In response to the COVID-19 pandemic, researchers in mainland China developed the COVID-GRAM scoring system based on data from 1590 patients across 575 hospitals in 31 provincial-level administrative regions. This system, designed to predict the development of critical illness, identified 10 independent risk factors. External validation demonstrated robust performance, with AUC values of 0.88 (95% CI 0.84–0.93) overall, 0.87 (95% CI 0.83–0.91) within Hubei province, and 0.82 (95% CI 0.73–0.90) in other regions, indicating some geographic variability26. Our investigation yielded an AUC of 0.854 (95% CI 0.812–0.895) for COVID-GRAM in predicting 28-day mortality, aligning with findings from several domestic and international studies65,66. This consistency across diverse populations underscores the potential utility of COVID-GRAM as a prognostic tool in COVID-19 management.

Our investigation is subject to several inherent limitations that warrant careful interpretation of the results.
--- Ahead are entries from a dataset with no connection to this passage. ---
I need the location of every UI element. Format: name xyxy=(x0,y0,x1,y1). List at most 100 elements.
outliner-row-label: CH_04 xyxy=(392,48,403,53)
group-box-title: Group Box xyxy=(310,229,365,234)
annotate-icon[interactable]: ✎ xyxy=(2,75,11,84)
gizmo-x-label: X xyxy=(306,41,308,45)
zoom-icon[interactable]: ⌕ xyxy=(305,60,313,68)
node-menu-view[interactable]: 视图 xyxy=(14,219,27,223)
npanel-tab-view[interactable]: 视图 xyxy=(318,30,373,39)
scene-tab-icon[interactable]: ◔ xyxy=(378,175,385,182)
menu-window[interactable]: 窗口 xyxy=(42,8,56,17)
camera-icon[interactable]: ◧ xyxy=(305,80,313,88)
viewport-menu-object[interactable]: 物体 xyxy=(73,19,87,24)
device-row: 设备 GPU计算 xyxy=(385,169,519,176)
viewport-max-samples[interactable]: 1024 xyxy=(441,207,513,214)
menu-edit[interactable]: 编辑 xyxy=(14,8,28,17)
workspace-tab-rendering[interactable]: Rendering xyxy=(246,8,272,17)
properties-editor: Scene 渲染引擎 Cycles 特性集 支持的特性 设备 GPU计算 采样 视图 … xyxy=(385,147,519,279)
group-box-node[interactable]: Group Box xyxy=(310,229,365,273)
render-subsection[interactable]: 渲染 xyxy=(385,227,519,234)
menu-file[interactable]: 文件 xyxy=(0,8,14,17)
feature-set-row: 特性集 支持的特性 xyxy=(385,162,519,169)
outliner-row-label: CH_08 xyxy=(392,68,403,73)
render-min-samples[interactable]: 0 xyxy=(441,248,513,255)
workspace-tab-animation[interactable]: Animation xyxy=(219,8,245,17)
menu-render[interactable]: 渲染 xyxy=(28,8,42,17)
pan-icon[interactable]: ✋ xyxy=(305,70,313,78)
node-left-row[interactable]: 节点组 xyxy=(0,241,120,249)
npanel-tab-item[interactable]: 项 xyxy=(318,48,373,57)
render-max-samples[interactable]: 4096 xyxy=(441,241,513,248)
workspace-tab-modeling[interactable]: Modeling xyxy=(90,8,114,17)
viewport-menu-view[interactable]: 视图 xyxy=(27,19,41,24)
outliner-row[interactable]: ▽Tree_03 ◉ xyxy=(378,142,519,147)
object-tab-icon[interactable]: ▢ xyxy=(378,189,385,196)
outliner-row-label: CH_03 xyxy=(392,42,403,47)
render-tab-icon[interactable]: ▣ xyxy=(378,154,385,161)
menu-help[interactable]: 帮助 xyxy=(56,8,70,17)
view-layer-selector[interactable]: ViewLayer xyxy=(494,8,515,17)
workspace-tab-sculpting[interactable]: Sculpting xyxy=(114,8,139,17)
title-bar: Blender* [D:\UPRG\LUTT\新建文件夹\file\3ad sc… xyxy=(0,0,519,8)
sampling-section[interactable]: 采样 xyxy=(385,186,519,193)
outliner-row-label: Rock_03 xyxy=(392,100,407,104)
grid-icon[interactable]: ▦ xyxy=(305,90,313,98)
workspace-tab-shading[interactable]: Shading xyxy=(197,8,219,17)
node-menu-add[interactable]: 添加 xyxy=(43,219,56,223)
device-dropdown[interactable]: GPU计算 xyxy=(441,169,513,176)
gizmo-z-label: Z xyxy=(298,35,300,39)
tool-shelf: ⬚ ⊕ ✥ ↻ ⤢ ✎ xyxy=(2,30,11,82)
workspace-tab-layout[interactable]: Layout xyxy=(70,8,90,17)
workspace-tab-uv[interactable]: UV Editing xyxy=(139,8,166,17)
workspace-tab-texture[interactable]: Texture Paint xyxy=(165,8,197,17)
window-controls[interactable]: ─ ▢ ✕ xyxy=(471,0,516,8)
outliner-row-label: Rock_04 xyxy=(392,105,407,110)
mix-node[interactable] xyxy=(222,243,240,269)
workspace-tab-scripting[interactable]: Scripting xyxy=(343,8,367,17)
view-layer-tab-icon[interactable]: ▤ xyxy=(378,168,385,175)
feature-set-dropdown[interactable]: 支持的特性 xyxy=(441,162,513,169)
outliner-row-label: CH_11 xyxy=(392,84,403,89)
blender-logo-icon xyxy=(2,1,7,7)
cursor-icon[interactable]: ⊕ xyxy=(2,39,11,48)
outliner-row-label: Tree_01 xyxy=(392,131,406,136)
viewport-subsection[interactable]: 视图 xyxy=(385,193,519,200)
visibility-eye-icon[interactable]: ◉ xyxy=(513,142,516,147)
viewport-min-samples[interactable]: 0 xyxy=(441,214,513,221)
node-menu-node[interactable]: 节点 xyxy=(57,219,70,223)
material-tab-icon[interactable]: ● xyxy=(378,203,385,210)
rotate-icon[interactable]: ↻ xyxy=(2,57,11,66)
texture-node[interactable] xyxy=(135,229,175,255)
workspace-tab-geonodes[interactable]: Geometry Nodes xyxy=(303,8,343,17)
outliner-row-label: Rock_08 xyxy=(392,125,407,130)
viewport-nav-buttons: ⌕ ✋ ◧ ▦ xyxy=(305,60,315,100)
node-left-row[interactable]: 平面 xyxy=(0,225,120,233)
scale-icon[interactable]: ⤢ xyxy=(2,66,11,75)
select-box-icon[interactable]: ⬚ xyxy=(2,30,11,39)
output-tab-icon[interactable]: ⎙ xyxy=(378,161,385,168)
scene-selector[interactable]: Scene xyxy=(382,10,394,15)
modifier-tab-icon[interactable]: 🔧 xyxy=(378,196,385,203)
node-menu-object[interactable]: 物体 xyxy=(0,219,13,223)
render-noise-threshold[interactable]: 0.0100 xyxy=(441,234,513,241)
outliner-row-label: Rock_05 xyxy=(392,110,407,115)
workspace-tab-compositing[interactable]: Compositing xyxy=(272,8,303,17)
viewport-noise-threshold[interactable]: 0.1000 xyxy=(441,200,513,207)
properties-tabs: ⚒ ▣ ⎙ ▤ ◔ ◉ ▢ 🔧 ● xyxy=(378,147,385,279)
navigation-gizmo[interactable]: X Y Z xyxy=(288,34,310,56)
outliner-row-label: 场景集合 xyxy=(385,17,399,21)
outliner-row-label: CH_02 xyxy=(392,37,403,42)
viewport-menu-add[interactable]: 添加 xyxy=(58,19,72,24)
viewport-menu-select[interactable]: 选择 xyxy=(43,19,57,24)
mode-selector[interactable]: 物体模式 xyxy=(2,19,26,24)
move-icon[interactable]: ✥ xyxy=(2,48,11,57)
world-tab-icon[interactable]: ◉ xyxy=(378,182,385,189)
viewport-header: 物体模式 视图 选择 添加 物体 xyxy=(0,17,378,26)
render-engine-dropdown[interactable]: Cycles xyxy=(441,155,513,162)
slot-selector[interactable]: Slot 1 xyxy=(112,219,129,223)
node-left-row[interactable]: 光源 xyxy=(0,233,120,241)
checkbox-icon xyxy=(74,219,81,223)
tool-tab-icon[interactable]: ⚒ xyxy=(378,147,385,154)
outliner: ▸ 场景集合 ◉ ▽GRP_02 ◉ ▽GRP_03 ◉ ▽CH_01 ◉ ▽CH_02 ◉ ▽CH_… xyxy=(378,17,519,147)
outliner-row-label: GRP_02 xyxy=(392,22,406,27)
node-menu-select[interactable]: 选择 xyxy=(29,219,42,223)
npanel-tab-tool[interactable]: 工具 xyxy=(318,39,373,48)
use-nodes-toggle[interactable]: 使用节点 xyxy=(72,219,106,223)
The retrospective, single-institution design introduces potential biases and constraints on external validity. This approach, while valuable for initial insights, may not fully capture the diversity of COVID-19 manifestations and outcomes across varied healthcare settings, potentially limiting the broader applicability of our findings. Moreover, the relatively modest cohort size precluded comprehensive external validation procedures. This limitation impedes our ability to assess the robustness and reproducibility of our observations across diverse patient populations. To address these methodological challenges and enhance the validity of our findings, we advocate for the implementation of large-scale, multicenter prospective studies. Such investigations would not only serve to corroborate our results but also significantly augment their generalizability across a broader spectrum of clinical environments and patient demographics. Lastly, our study lacked information on the vaccination status of patients, which could potentially introduce confounding biases.

Conclusion

The PIRO scoring system has demonstrated considerable efficacy in prognosticating 28-day mortality among COVID-19 patients presenting to emergency departments. This model offers valuable insights for clinical risk assessment. To further establish its validity and generalizability, we anticipate future research involving comprehensive, multi-institutional investigations to rigorously evaluate this prognostic tool across diverse healthcare settings and patient populations.